Contrairement à de nombreux critiques qui ont exprimé leur dégoût pour son travail, Susan Sontag en tête, Arbus ne considérait pas ses « freaks » comme des monstres, mais des personnes qui avaient été en quelque sorte élevées par leur différence. « La plupart des gens traversent la vie en redoutant de vivre une expérience traumatisante », a-t-elle fait remarquer un jour. « Les monstres sont nés avec leur traumatisme. Ils ont déjà passé leur test dans la vie. Ce sont des aristocrates. » Son besoin de les photographier, et parfois de coucher avec eux, témoigne d’un désir plus profond de se refaire et d’être acceptée en tant qu’outsider autoproclamé par des personnes qui, de naissance, n’ont pas eu ce choix. Dans ses photographies, cependant, ils restent à un degré inévitable des objets de notre fascination, leur altérité étant accentuée par le flash, les contrastes frappants et la composition dramatique. Ils sont aussi, malgré ou à cause de cela, certains des portraits photographiques les plus puissants jamais réalisés.

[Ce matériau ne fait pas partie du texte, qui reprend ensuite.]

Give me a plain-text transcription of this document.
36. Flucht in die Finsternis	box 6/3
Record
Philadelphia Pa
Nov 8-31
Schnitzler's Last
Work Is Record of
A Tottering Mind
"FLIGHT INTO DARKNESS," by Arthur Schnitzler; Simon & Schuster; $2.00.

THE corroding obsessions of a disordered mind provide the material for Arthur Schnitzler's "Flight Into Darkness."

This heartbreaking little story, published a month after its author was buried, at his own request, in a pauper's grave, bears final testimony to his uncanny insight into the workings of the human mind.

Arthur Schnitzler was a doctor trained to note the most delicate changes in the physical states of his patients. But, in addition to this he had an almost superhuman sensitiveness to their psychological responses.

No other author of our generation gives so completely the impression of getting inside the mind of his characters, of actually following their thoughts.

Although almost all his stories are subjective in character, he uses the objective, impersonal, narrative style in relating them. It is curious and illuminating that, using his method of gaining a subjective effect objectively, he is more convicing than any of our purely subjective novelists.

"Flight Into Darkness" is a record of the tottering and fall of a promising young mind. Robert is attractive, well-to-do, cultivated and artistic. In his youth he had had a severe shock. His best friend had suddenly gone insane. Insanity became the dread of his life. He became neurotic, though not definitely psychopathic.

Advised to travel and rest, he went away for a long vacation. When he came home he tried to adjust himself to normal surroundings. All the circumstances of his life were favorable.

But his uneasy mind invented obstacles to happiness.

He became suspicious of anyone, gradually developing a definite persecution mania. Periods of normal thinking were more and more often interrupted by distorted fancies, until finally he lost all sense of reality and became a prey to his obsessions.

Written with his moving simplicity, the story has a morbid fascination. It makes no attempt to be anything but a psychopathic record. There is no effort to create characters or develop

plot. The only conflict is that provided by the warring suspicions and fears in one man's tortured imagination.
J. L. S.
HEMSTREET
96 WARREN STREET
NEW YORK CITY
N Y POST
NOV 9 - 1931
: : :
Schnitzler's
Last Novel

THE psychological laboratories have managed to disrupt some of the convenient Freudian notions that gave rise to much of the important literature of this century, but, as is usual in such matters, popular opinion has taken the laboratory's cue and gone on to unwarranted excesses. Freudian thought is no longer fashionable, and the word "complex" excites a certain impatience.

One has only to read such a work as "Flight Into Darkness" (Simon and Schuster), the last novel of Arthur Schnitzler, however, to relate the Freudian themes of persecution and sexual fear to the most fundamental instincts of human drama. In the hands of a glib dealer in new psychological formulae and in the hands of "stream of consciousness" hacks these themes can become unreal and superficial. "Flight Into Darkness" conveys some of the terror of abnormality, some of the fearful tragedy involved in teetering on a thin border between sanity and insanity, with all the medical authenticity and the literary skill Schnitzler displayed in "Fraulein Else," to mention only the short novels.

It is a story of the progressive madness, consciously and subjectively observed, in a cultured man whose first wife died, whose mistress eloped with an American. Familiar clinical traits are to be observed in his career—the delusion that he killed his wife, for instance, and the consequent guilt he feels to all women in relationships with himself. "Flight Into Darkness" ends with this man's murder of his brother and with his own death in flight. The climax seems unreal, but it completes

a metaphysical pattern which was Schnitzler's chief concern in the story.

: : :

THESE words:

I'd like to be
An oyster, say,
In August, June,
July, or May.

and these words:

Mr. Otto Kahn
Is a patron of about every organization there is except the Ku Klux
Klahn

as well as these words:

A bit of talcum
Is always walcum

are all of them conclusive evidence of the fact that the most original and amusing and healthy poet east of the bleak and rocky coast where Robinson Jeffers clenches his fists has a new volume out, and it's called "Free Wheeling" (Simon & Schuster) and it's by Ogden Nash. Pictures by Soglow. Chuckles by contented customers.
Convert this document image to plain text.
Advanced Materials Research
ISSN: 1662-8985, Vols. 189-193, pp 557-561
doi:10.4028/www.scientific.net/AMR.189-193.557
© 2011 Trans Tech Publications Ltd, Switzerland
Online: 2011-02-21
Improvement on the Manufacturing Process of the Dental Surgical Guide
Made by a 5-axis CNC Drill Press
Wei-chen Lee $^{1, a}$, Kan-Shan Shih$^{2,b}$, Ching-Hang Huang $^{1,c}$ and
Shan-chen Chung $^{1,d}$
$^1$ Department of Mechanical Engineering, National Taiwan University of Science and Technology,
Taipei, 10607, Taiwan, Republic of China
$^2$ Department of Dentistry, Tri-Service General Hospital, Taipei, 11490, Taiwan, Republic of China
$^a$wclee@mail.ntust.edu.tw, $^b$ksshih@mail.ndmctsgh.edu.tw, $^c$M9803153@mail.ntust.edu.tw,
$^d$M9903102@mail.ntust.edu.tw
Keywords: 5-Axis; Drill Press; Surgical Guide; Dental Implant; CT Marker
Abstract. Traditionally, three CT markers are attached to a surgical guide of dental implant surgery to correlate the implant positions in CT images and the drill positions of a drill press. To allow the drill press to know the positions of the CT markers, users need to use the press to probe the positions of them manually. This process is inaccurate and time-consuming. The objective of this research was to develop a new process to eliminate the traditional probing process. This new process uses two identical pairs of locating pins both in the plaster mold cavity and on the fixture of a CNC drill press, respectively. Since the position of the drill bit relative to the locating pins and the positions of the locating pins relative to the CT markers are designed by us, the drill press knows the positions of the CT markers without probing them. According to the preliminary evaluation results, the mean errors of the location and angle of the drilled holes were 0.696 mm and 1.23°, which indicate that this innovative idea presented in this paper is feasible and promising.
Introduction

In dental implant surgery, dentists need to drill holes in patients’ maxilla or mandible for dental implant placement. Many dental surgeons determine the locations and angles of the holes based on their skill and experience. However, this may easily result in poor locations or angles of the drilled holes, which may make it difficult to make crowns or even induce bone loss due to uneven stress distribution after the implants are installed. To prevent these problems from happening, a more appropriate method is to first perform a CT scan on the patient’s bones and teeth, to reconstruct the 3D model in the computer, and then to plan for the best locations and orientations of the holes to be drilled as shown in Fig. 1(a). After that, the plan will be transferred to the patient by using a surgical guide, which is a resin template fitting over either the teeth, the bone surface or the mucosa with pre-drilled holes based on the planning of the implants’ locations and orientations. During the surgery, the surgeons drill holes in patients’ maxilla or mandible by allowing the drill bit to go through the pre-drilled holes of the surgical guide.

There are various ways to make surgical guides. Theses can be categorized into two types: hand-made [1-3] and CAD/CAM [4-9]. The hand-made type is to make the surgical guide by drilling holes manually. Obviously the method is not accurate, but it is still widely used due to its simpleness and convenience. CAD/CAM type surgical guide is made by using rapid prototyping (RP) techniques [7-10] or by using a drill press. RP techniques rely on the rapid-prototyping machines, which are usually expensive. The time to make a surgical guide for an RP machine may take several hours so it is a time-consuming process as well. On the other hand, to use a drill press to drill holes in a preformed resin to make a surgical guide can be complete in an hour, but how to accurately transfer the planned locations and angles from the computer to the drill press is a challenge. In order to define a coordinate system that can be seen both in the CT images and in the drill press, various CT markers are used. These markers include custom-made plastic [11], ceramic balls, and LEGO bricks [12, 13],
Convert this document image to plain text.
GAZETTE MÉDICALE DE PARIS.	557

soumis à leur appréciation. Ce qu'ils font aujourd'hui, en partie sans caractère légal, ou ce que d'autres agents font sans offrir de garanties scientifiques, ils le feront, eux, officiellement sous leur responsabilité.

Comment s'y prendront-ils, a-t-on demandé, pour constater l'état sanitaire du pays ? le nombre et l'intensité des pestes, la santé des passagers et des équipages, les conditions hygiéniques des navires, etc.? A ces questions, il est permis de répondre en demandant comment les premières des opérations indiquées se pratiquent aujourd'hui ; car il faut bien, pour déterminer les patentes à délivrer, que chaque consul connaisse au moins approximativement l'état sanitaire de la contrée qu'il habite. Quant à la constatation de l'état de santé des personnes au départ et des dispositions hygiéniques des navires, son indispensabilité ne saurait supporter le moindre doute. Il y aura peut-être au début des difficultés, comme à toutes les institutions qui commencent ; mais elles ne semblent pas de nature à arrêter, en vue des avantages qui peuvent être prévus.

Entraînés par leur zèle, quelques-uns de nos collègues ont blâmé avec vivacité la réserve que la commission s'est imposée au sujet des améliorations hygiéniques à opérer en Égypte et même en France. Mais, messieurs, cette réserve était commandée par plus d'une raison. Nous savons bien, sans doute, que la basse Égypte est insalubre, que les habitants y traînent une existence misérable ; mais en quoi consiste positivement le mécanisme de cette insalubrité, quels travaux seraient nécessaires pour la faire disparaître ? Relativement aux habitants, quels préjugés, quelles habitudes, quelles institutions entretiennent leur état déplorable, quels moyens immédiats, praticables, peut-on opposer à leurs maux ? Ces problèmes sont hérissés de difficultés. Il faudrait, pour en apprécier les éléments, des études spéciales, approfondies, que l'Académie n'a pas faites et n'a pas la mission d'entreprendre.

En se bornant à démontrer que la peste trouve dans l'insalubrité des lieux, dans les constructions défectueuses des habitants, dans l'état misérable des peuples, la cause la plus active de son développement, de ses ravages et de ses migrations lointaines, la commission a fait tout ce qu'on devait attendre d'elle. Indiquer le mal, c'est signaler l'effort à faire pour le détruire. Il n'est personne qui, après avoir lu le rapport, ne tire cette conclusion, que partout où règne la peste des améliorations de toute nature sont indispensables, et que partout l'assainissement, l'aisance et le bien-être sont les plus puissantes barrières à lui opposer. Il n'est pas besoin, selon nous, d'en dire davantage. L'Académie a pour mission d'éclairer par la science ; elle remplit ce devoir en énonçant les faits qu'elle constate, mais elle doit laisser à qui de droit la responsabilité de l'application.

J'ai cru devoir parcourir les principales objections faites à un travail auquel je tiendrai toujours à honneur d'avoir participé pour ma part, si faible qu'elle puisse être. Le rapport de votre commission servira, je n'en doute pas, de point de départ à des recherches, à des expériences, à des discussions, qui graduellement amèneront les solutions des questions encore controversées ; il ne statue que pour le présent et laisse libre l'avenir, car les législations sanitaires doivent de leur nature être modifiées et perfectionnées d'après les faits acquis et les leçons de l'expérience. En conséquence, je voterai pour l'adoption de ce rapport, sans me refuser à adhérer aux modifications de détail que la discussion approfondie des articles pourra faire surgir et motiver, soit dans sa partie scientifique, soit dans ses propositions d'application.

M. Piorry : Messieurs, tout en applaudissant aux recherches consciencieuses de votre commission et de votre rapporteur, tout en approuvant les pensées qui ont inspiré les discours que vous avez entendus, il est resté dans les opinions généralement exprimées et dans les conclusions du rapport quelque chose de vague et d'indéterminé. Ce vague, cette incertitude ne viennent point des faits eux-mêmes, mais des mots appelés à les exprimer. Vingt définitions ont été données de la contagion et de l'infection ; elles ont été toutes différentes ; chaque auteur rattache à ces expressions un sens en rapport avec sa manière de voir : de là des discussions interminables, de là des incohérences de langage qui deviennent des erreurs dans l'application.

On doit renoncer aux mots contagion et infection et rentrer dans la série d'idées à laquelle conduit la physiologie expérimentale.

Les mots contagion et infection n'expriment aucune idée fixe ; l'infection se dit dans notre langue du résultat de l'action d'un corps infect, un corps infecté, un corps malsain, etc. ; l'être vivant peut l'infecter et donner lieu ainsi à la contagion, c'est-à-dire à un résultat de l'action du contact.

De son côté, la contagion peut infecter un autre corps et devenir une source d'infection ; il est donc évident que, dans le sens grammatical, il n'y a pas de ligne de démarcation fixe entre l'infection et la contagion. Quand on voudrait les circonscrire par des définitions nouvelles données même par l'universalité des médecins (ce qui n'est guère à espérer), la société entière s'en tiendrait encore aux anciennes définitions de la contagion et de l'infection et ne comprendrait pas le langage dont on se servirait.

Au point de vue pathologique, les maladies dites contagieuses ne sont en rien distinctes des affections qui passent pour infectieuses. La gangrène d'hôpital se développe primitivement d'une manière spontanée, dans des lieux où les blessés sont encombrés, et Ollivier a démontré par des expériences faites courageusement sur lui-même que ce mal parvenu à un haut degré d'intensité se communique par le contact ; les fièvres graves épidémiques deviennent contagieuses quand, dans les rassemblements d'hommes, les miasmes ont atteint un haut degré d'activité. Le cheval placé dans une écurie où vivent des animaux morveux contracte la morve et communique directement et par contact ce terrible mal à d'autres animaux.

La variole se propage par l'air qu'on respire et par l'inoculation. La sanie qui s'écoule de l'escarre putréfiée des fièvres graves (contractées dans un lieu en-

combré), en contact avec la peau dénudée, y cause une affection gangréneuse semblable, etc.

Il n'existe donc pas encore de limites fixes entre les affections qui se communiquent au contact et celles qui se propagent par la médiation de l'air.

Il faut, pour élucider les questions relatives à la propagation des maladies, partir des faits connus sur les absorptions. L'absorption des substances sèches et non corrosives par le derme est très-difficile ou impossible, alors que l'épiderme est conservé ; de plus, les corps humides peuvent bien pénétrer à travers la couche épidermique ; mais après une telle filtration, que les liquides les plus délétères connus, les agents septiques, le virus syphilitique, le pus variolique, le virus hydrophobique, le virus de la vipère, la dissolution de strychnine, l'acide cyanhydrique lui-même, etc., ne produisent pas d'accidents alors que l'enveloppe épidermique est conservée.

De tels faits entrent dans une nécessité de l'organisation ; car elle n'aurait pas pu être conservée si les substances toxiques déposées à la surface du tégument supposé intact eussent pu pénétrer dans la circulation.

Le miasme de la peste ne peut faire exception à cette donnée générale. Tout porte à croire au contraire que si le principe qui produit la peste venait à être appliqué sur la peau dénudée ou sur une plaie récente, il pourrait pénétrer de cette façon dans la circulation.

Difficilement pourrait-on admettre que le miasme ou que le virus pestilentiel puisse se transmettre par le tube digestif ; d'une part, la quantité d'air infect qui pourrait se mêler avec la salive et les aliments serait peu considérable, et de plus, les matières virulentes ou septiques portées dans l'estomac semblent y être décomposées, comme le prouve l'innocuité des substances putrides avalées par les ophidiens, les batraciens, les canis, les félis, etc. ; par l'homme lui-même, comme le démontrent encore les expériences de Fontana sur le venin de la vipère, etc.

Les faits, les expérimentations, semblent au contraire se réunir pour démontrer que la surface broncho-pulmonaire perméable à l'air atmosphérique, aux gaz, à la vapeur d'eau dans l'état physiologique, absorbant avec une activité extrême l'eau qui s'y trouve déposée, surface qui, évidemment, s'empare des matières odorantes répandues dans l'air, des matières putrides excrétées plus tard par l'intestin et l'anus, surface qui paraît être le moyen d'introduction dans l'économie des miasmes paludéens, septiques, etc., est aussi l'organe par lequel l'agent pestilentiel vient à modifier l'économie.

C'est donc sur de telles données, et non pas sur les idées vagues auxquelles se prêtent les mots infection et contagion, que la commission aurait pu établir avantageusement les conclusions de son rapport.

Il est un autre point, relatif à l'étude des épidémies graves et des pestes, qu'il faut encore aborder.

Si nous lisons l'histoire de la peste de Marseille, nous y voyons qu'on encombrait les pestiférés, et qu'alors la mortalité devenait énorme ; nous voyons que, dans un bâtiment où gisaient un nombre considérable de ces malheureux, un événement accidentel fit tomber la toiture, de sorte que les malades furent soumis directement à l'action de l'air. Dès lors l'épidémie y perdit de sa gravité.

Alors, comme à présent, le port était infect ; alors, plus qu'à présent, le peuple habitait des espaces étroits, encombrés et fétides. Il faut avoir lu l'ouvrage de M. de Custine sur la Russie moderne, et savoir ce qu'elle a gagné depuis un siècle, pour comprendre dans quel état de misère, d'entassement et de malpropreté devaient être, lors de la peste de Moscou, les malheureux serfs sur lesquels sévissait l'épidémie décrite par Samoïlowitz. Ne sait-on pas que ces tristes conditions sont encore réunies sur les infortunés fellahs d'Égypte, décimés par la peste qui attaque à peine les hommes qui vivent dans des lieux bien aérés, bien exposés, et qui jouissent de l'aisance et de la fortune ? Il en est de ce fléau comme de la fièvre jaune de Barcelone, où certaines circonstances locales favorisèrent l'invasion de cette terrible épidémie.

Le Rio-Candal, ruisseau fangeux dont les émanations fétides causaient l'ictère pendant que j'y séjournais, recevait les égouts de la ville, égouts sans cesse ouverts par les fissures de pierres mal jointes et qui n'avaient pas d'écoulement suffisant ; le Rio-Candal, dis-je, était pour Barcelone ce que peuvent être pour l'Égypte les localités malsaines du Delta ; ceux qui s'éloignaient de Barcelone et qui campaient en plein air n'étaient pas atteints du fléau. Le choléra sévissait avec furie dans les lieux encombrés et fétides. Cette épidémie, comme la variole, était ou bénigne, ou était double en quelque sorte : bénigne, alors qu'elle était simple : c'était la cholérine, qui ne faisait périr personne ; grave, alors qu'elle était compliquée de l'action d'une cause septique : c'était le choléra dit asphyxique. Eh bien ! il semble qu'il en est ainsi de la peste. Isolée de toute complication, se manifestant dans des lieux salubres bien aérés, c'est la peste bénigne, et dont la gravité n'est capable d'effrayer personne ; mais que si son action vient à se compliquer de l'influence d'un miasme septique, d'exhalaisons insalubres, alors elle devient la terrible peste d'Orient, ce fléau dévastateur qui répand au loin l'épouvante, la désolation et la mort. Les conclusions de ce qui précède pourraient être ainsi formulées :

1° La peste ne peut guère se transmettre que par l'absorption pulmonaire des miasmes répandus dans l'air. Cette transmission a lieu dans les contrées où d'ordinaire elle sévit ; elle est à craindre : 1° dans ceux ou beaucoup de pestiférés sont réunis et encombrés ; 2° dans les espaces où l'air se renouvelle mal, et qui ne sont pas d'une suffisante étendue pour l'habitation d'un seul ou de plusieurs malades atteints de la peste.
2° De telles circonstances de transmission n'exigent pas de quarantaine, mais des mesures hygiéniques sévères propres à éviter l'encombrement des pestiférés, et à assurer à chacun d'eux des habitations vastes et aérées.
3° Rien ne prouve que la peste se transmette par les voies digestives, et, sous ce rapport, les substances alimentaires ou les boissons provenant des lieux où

C’est l’exposition New Documents au Musée d’art moderne de New York en 1967 qui a propulsé Arbus dans l’œil du public. Dans une salle qui leur était réservée, ses images ont déclenché une frénésie médiatique. Curieusement, Lubow ne mentionne pas l’un des détails les plus mémorables de la biographie de Bosworth, à savoir qu’à la fin de chaque journée, le personnel de la galerie devait nettoyer la vitre qui recouvrait les photographies parce que des membres du public avaient craché dessus.
Quatre ans plus tard, le 26 juillet 1971, Diane Arbus se suicide en avalant des barbituriques et en se coupant les poignets avec une lame de rasoir. Elle avait 48 ans et avait peut-être épuisé son appétit pour l’étrange et le sordide. La dépression l’a poursuivie toute sa vie, la privant de sa confiance en elle et de sa créativité. Il se peut donc qu’elle se soit également lassée d’elle-même et de ses démons névrotiques. Ce qui ressort avec le plus de force du long portrait de Lubov, ce n’est pas seulement la nature dévorante de la sombre vision créatrice de Diane Arbus, mais ce qu’il en coûte de poursuivre de manière obsessionnelle et d’être pourtant si insatisfait de ses exigences incessantes.